5. Whistleblower Protections:
* Prohibition of Retaliation: Developers are prohibited from preventing or retaliating against employees (“covered employees”) responsible for assessing/managing critical safety risks from disclosing information to authorities or internally.
* Internal Disclosure Processes: Developers must establish anonymous internal reporting channels for covered employees to report potential dangers to public health/safety or violations of the law.
6. Enforcement & Penalties:
* Civil Penalties: Violations of transparency/disclosure rules can result in penalties up to $1 million per violation.

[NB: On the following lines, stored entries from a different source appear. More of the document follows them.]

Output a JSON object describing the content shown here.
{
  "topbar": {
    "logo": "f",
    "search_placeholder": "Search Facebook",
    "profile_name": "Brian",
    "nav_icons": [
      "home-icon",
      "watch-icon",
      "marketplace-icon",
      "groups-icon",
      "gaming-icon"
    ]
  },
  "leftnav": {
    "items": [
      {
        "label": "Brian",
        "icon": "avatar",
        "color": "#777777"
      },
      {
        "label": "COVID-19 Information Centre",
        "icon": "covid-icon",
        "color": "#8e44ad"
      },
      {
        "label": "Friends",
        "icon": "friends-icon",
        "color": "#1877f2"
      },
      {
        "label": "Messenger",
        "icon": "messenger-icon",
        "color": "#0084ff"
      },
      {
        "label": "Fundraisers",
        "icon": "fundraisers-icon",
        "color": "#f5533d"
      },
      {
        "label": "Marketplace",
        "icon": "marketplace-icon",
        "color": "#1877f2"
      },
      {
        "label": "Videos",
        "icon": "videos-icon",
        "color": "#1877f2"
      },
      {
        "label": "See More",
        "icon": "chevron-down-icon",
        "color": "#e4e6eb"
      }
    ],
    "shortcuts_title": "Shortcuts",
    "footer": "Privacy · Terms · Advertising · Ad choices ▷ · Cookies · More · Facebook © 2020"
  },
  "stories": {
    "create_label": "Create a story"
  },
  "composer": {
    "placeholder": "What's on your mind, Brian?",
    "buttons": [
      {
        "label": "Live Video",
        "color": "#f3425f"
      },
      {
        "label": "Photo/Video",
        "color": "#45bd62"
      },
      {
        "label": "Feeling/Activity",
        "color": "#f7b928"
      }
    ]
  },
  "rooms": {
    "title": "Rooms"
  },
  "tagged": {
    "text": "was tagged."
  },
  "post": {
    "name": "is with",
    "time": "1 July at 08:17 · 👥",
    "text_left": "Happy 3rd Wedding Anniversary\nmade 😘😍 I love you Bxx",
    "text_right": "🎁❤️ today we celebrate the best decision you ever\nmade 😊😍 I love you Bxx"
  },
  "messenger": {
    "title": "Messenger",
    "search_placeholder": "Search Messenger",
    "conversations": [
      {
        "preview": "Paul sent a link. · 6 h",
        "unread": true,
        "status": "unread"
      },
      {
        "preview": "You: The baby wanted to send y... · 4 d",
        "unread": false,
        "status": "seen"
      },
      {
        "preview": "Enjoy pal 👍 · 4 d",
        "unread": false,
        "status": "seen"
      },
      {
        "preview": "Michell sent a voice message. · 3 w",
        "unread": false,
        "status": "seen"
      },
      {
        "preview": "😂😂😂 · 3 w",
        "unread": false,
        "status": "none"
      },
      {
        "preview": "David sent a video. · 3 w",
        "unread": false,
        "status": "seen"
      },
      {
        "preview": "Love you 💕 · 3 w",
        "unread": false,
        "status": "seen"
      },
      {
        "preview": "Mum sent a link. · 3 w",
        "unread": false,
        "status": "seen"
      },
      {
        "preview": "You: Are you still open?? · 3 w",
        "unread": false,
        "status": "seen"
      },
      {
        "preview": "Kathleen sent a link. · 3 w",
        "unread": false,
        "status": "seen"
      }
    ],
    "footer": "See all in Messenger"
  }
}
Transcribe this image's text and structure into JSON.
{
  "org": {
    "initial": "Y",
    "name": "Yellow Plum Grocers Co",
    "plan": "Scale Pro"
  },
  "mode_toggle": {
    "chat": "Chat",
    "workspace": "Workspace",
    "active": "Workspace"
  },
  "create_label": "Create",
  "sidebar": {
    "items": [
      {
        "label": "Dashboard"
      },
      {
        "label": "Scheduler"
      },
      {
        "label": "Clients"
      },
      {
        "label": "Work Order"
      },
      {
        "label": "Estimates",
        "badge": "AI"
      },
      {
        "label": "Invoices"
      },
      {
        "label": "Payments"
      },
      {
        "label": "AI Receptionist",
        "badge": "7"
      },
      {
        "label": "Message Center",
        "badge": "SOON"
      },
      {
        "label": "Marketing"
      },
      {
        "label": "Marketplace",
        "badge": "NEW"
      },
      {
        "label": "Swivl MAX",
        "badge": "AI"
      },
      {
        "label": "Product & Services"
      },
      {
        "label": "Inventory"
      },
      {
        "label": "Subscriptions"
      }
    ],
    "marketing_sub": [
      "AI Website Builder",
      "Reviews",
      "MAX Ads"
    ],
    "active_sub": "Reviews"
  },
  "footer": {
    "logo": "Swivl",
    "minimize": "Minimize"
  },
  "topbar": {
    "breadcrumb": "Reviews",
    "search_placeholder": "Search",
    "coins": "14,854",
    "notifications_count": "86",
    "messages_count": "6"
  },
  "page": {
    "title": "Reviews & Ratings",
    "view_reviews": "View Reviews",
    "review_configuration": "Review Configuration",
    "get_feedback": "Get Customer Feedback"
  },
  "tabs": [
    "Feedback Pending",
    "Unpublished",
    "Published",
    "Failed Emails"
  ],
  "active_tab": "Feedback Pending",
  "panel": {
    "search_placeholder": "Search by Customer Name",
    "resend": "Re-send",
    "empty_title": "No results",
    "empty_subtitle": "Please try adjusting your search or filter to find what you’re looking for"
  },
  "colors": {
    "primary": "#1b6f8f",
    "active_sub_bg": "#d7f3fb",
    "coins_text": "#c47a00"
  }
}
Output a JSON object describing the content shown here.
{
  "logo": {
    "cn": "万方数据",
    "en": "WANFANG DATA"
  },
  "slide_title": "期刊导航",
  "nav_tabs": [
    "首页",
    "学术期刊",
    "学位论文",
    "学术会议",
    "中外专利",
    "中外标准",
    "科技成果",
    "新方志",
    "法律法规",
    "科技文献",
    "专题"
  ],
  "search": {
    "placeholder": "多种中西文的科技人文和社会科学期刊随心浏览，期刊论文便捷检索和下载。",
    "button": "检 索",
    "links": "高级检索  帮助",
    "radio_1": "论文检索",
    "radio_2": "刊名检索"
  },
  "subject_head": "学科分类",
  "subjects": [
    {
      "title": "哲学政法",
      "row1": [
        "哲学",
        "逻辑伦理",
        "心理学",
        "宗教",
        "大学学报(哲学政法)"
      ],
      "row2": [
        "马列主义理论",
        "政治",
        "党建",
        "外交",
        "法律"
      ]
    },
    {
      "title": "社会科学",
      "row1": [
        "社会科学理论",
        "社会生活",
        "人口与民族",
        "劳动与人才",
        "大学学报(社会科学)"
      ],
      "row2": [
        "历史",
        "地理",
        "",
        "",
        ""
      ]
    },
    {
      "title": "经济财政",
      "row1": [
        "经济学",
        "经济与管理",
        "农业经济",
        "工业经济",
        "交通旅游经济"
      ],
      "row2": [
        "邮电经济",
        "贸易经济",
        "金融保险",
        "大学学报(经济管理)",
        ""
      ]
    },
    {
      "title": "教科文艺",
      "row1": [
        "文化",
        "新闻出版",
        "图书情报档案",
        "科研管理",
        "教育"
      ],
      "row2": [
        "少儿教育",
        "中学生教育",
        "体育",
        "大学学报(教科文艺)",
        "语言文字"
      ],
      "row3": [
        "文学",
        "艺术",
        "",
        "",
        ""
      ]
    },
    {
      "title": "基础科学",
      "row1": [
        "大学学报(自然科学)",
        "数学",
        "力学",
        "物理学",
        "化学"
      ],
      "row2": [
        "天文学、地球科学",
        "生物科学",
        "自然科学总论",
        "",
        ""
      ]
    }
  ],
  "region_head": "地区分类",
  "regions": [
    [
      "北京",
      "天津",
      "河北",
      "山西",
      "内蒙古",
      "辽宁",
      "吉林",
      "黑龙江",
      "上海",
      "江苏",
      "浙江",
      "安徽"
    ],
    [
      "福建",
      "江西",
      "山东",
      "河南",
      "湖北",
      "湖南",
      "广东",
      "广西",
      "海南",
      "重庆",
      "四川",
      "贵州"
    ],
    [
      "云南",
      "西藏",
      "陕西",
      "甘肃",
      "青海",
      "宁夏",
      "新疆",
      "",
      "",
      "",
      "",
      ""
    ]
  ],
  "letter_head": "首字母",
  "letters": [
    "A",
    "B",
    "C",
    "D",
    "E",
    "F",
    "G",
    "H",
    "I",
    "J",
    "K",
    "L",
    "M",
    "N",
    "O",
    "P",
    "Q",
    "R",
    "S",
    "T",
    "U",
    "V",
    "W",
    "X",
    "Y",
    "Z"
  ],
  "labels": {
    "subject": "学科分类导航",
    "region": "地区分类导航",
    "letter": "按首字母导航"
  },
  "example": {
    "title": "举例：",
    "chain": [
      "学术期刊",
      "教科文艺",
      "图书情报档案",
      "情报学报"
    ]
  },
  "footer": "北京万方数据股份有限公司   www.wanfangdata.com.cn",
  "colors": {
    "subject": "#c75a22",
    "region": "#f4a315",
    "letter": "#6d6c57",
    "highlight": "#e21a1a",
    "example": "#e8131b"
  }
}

* Legal Recourse: Successful plaintiffs can recover attorneys’ fees.
7.CalCompute – Public Cloud Computing Cluster:
* The law authorizes the development of a public cloud computing cluster (“calcompute”) to expand access to resources for AI development, training, and research benefiting the public.
In essence, SB 53 aims to proactively address the potential risks of advanced AI by mandating transparency, establishing reporting mechanisms for safety incidents, protecting whistleblowers, and fostering responsible innovation.